Life among the pagodas
While many of those near and dear to us are supportive of our commitment to spend the foreseeable future in Myanmar, there have been a few voices that are rather funereal about the whole thing, as if I should feel that I am walking straight into my coffin, and missing out on everything wonderful (because only life in America has wonderful things to offer, right?).
“So sad you’re leaving. Especially because there’s no way I’ll visit you. Isn’t there anything nice over there?”
“It’s outrageous that you’re raising money to go over there. I think it’s too much; it’s not worth it for that cost.”
“Those people don’t deserve to hear the gospel. Especially not the Muslims.”
“You’ll have no security if you do this, especially in the financial sense. You’re not building up equity anywhere. It’s irresponsible.”
“I know so many messed up missionary kids.”
I wouldn’t be nearly so troubled by such remarks if they weren’t coming from people who profess to be Christians. I am pained by the words simply because they bear so much resemblance to those of the rich young ruler, and unless he had a change of heart, he lost true Life. The underlying attitude: “there are limits to what I will do to follow Christ. There are some things God isn’t going to get from me; they cost too much on every level and the task is too impossible.”
[Side note on impossible tasks: Some moments, I do wonder why I’m here, and why it will be so long before I can actually verbalize the gospel in Burmese, much less find someone who will want to discuss it. But my doubt is not allowed to linger. I know my tongue is worse than that of Moses, and my comprehension even more abysmal. But God’s response to Moses is no less true for me: “Who gave man his mouth? Who makes him deaf or mute? Who gives him sight or makes him blind? Is it not I, the LORD? Now go; I will help you speak and will teach you what to say” (Ex. 4:11).]
Is obeying God worth it to me, even if I see no great accomplishments at the end? If by some financial misfortune I end my life with no equity and few liquid assets? If I come home with no great “results” to report? Is it worth it even if parenting a third culture kid is really, really difficult? Yes, it’s worth it. Why? Because we have been given the best possible fuel for this journey.
Some are fueled by this expatriate lifestyle because it seems so exotic, risky, and satisfying to one’s wanderlust. It is an escape from the workaday issues and problematic relationships in North America. It’s a superiority card to hold above all those other Christians who aren’t as committed, and haven’t left the continent. That is not good fuel for the road; these motivations will plunge a person into breakdown at some point.

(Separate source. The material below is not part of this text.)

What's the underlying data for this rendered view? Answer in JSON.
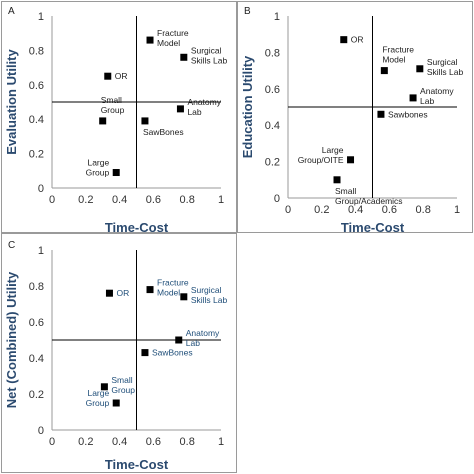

But this, this is the best reason to obey: “I have seen you in the sanctuary and beheld your power and your glory. Because your love is better than life, my lips will glorify you.” (Psalm 63:3)
If I lose my assets, my family, my health, and decades of my comfy day-to-day life in order to follow him, it is worth every second. His love surpasses all aspects of life; all other things God made and declared “Good!” still pale in comparison to fellowship with him. (If you’re a professing Christian and you can’t bring yourself to agree with the above statement, I beg you to spend some time asking yourself, “why don’t I believe this? What it is that I trust more than God? What does this say about my relationship with God?”)

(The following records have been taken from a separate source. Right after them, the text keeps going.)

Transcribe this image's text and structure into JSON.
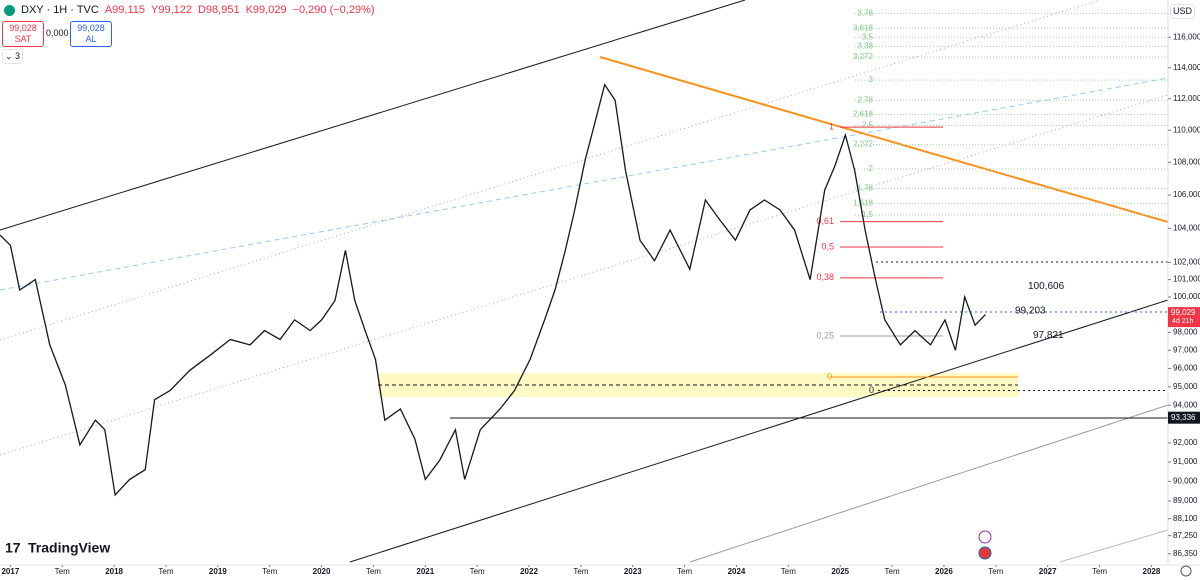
{
  "header": {
    "symbol": "DXY · 1H · TVC",
    "open": "A99,115",
    "high": "Y99,122",
    "low": "D98,951",
    "close": "K99,029",
    "change": "−0,290 (−0,29%)",
    "sell_price": "99,028",
    "sell": "SAT",
    "spread": "0,000",
    "buy_price": "99,028",
    "buy": "AL",
    "indicators": "3",
    "currency": "USD",
    "brand": "TradingView"
  },
  "chart_data": {
    "type": "line",
    "log_scale": true,
    "color": "#131722",
    "xlim": [
      2016.9,
      2028.16
    ],
    "ylim": [
      85.8,
      118.5
    ],
    "x": [
      2016.9,
      2017.0,
      2017.09,
      2017.24,
      2017.38,
      2017.53,
      2017.67,
      2017.82,
      2017.91,
      2018.01,
      2018.15,
      2018.3,
      2018.39,
      2018.54,
      2018.73,
      2018.92,
      2019.12,
      2019.31,
      2019.45,
      2019.6,
      2019.74,
      2019.89,
      2020.0,
      2020.13,
      2020.23,
      2020.32,
      2020.42,
      2020.52,
      2020.61,
      2020.76,
      2020.9,
      2021.0,
      2021.14,
      2021.29,
      2021.38,
      2021.53,
      2021.72,
      2021.86,
      2022.01,
      2022.15,
      2022.25,
      2022.35,
      2022.44,
      2022.54,
      2022.64,
      2022.73,
      2022.83,
      2022.93,
      2023.07,
      2023.21,
      2023.36,
      2023.55,
      2023.7,
      2023.84,
      2023.99,
      2024.13,
      2024.27,
      2024.42,
      2024.56,
      2024.71,
      2024.85,
      2024.95,
      2025.05,
      2025.14,
      2025.24,
      2025.34,
      2025.43,
      2025.58,
      2025.72,
      2025.87,
      2026.01,
      2026.11,
      2026.2,
      2026.3,
      2026.4
    ],
    "values": [
      103.6,
      103.0,
      100.4,
      101.0,
      97.3,
      95.1,
      91.9,
      93.2,
      92.7,
      89.3,
      90.1,
      90.6,
      94.3,
      94.8,
      95.9,
      96.7,
      97.6,
      97.3,
      98.1,
      97.6,
      98.7,
      98.1,
      98.7,
      99.8,
      102.7,
      99.8,
      98.1,
      96.5,
      93.2,
      93.8,
      92.2,
      90.1,
      91.1,
      92.7,
      90.1,
      92.7,
      93.8,
      94.8,
      96.5,
      98.7,
      100.4,
      102.7,
      105.1,
      108.1,
      110.6,
      112.9,
      111.9,
      107.5,
      103.3,
      102.1,
      103.9,
      101.6,
      105.7,
      104.5,
      103.3,
      105.1,
      105.7,
      105.1,
      103.9,
      101.0,
      106.3,
      107.8,
      109.7,
      107.5,
      103.9,
      101.0,
      98.7,
      97.3,
      98.1,
      97.3,
      98.7,
      97.0,
      100.0,
      98.4,
      99.0
    ],
    "yticks": [
      {
        "value": 116,
        "label": "116,000"
      },
      {
        "value": 114,
        "label": "114,000"
      },
      {
        "value": 112,
        "label": "112,000"
      },
      {
        "value": 110,
        "label": "110,000"
      },
      {
        "value": 108,
        "label": "108,000"
      },
      {
        "value": 106,
        "label": "106,000"
      },
      {
        "value": 104,
        "label": "104,000"
      },
      {
        "value": 102,
        "label": "102,000"
      },
      {
        "value": 101,
        "label": "101,000"
      },
      {
        "value": 100,
        "label": "100,000"
      },
      {
        "value": 98,
        "label": "98,000"
      },
      {
        "value": 97,
        "label": "97,000"
      },
      {
        "value": 96,
        "label": "96,000"
      },
      {
        "value": 95,
        "label": "95,000"
      },
      {
        "value": 94,
        "label": "94,000"
      },
      {
        "value": 92,
        "label": "92,000"
      },
      {
        "value": 91,
        "label": "91,000"
      },
      {
        "value": 90,
        "label": "90,000"
      },
      {
        "value": 89,
        "label": "89,000"
      },
      {
        "value": 88.1,
        "label": "88,100"
      },
      {
        "value": 87.25,
        "label": "87,250"
      },
      {
        "value": 86.35,
        "label": "86,350"
      }
    ],
    "xticks": [
      2017,
      {
        "value": 2017.5,
        "label": "Tem"
      },
      2018,
      {
        "value": 2018.5,
        "label": "Tem"
      },
      2019,
      {
        "value": 2019.5,
        "label": "Tem"
      },
      2020,
      {
        "value": 2020.5,
        "label": "Tem"
      },
      2021,
      {
        "value": 2021.5,
        "label": "Tem"
      },
      2022,
      {
        "value": 2022.5,
        "label": "Tem"
      },
      2023,
      {
        "value": 2023.5,
        "label": "Tem"
      },
      2024,
      {
        "value": 2024.5,
        "label": "Tem"
      },
      2025,
      {
        "value": 2025.5,
        "label": "Tem"
      },
      2026,
      {
        "value": 2026.5,
        "label": "Tem"
      },
      2027,
      {
        "value": 2027.5,
        "label": "Tem"
      },
      2028
    ],
    "price_tag": {
      "value": 99.029,
      "label": "99,029",
      "countdown": "4d 21h"
    },
    "level_tag": {
      "value": 93.336,
      "label": "93,336"
    },
    "annotations": [
      {
        "value": 100.606,
        "label": "100,606"
      },
      {
        "value": 99.203,
        "label": "99,203"
      },
      {
        "value": 97.821,
        "label": "97,821"
      }
    ],
    "fib_levels": [
      {
        "label": "1",
        "price": 110.2,
        "color": "#f23645"
      },
      {
        "label": "0,61",
        "price": 104.4,
        "color": "#f23645"
      },
      {
        "label": "0,5",
        "price": 102.9,
        "color": "#f23645"
      },
      {
        "label": "0,38",
        "price": 101.1,
        "color": "#f23645"
      },
      {
        "label": "0,25",
        "price": 97.8,
        "color": "#9e9e9e"
      },
      {
        "label": "0",
        "price": 94.8,
        "color": "#131722"
      }
    ],
    "fib_extensions": [
      {
        "label": "3,78",
        "price": 117.6
      },
      {
        "label": "3,618",
        "price": 116.6
      },
      {
        "label": "3,5",
        "price": 116.0
      },
      {
        "label": "3,38",
        "price": 115.4
      },
      {
        "label": "3,272",
        "price": 114.7
      },
      {
        "label": "3",
        "price": 113.2
      },
      {
        "label": "2,78",
        "price": 111.9
      },
      {
        "label": "2,618",
        "price": 111.0
      },
      {
        "label": "2,5",
        "price": 110.3
      },
      {
        "label": "2,272",
        "price": 109.1
      },
      {
        "label": "2",
        "price": 107.6
      },
      {
        "label": "1,78",
        "price": 106.4
      },
      {
        "label": "1,618",
        "price": 105.5
      },
      {
        "label": "1,5",
        "price": 104.8
      }
    ],
    "zone_label": "0"
  }
}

We Christians love to recite the promise of Romans 8: “For I am convinced that neither death nor life…will be able to separate us from the love of God that is in Christ Jesus.” We fear death, and so we obsess over how death isn’t the end, how Christ has conquered it. This is true, of course! But have you ever given thought to the ways in which your life might be separating you from God?
A dominant part of the Christian identity is that we follow a God whose love is a life-taking sort of love. He gave his life on our behalf and for centuries since Christians have been bedeviling the world with their dogged resolve to follow that love, at the cost of their very lives. We make much of death—the short term cost—and comfort ourselves with the promise of what lies beyond it. It’s easy to speak of giving God your death, but that will only happen if you first give him your life. (It usually doesn’t take as long to die as it does to live. What’s the life expectancy these days anyway?)
“For with you is the fountain of life; in your light we see light.” (Psalm 36:9)
Take yourself to this Wellspring and drink. You won’t know until you taste it; the comforts of having one’s own way prove to be nothing but a cup of brackish water next to this choice Wine.
“Keep back nothing. Nothing that you have not given away will be really yours. Nothing in you that has not died will ever be raised from the dead. Look for yourself, and you will find in the long run only hatred, loneliness, despair, rage, ruin, and decay. But look for Christ and you will find Him, and with Him everything else thrown in.”